/mask-rcnn.pytorch

A pytorch implementation of Detectron. Both training from scratch and inferring directly from pretrained Detectron weights are available.

Primary LanguagePythonMIT LicenseMIT

A Pytorch Implementation of Detectron

Example output of *e2e_mask_rcnn-R-101-FPN_2x* using Detectron pretrained weight.

Corresponding example output from Detectron.

Example output of *e2e_keypoint_rcnn-R-50-FPN_s1x* using Detectron pretrained weight.

This code follows the implementation architecture of Detectron. Only part of the functionality is supported. Check this section for more information.

With this code, you can...

  1. Train your model from scratch.
  2. Inference using the pretrained weight file (*.pkl) from Detectron.

This repository is originally built on jwyang/faster-rcnn.pytorch. However, after many modifications, the structure changes a lot and it's now more similar to Detectron. I deliberately make everything similar or identical to Detectron's implementation, so as to reproduce the result directly from official pretrained weight files.

This implementation has the following features:

  • It is pure Pytorch code. Of course, there are some CUDA code.

  • It supports multi-image batch training.

  • It supports multiple GPUs training.

  • It supports three pooling methods. Notice that only roi align is revised to match the implementation in Caffe2. So, use it.

  • It is memory efficient. For data batching, there are two techiniques available to reduce memory usage: 1) Aspect grouping: group images with similar aspect ratio in a batch 2) Aspect cropping: crop images that are too long. Aspect grouping is implemented in Detectron, so it's used for default. Aspect cropping is the idea from jwyang/faster-rcnn.pytorch, and it's not used for default.

    Besides of that, I implement a customized nn.DataParallel module which enables different batch blob size on different gpus. Check My nn.DataParallel section for more details about this.

Supported Network modules

  • Backbone architecture:

    • ResNet series: ResNet50_conv4_body, ResNet50_conv5_body, ResNet101_Conv4_Body, ResNet101_Conv5_Body, ResNet152_Conv5_Body
    • FPN: fpn_ResNet50_conv5_body, fpn_ResNet50_conv5_P2only_body, fpn_ResNet101_conv5_body, fpn_ResNet101_conv5_P2only_body, fpn_ResNet152_conv5_body, fpn_ResNet152_conv5_P2only_body

    ResNeXt are also implemented but not yet tested.
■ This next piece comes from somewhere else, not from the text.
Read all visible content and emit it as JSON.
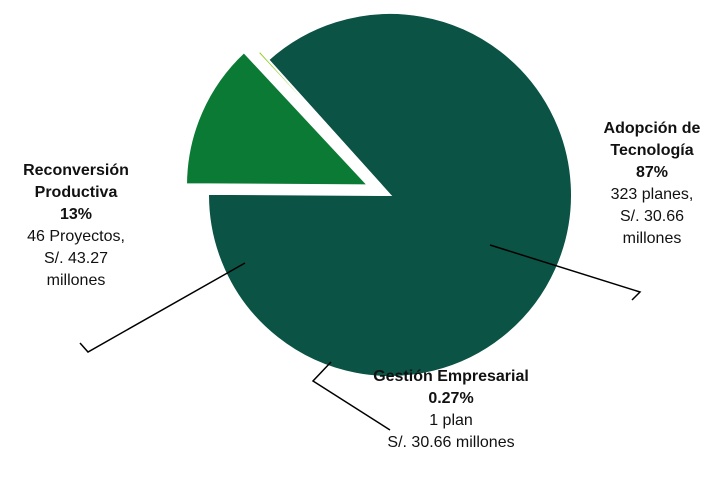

  • Box head: ResNet_roi_conv5_head, roi_2mlp_head

  • Mask head: mask_rcnn_fcn_head_v0upshare, mask_rcnn_fcn_head_v0up, mask_rcnn_fcn_head_v1up4convs, mask_rcnn_fcn_head_v1up

  • Keypoints head: roi_pose_head_v1convX

NOTE: the naming is similar to the one used in Detectron. Just remove the prepending add_ if it any.

Supported Datasets

Only COCO is supported for now. However, the whole dataset library implementation is almost identical to Detectron's, so it should be easy to add more datasets supported by Detectron.

Configuration Options

Architecture specific configuration files are put under configs. The general configuration file lib/core/config.py has almost all the options with same default values as in Detectron's, so it's effortless to transform the architecture specific configs from Detectron.

How to transform configuration files from Detectron

  1. Remove MODEL.NUM_CLASSES. It will be set during the initialization of JsonDataset.
  2. Remove TRAIN.WEIGHTS, TRAIN.DATASETS and TEST.DATASETS
  3. For module type options (e.g MODEL.CONV_BODY, FAST_RCNN.ROI_BOX_HEAD ...), remove add_ in the string if exists.
  4. If want to load ImageNet pretrained weights for the model, add RESNETS.IMAGENET_PRETRAINED_WEIGHTS pointing to the pretrained weight file. If not, set MODEL.LOAD_IMAGENET_PRETRAINED_WEIGHTS to False.

Some more details

Some options are not used because the corresponding functionalities are not implemented yet. While, some are not use because I implement the program in different way.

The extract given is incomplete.